Project
In this example project task was to detect matching records from two different product catalogs.
There are 1082 records in "Abt" catalog and 1093 records in "Buy" catalog. It is known that there are 1097 true matching pairs.
Several example solutions are included, to demonstrate how varying parameters influence end-result.
It is demonstrated how using dictionaries (lexemization) can be useful in case when we fuzzy match long strings, such as verbose product descriptions.
Input Datasets Import
Left Dataset Schema Definition
"Abt" product catalog Excel file, containing 1082 records has been registered and imported as "left" dataset for fuzzy matching. During file registration, it has been automatically converted to a .tab text file format and then imported into PostgreSQL database.
Right Dataset Schema Definition
"Buy" product catalog Excel file, containing 1093 records has been registered as "right" dataset for fuzzy matching.

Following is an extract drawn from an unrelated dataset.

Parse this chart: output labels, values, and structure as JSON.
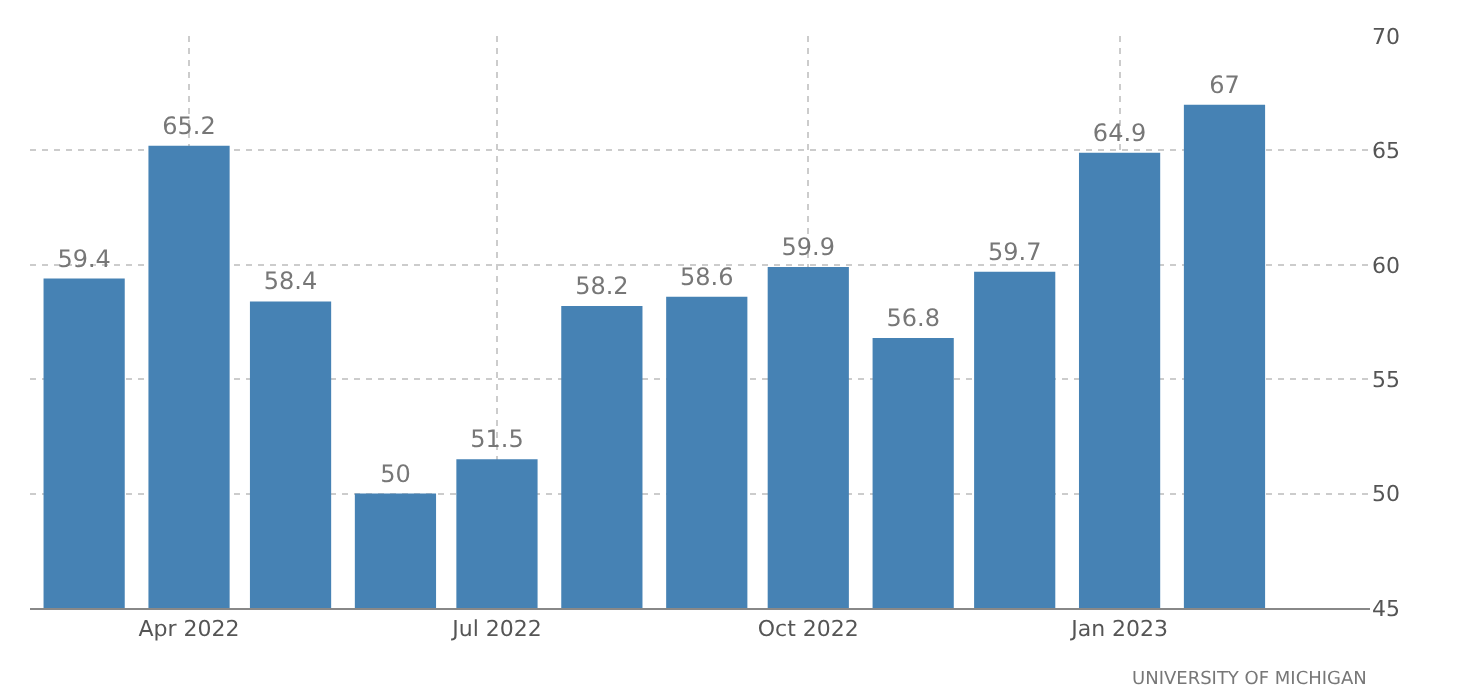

During registration, it has been automatically converted into a .tab format text file and imported into Postgresql database afterwards.
Fuzzy Match Solution
Identify Matching Records
We have been experimenting with several fuzzy matching constraints definitions, which you can explore on your own. In all solutions, applying dictionary (i.e. lexemization) returned better results.
We were able to find appropriate threshold to pick-up all true matches (it is known that there are 1097 true matches).
Under Solution Constraints /Fuzzy Match Relations, there are multiple field pairs combinations defined, with different weights assigned. Besides main columns being paired, additional potentially useful combinations of column pairs are also included. Such additional combinations sometimes improve fuzzy matching, but in many cases is contra-productive.
This example demonstrates how using dictionaries can improve fuzzy matching in circumstances when we have long strings, such as verbose descriptions.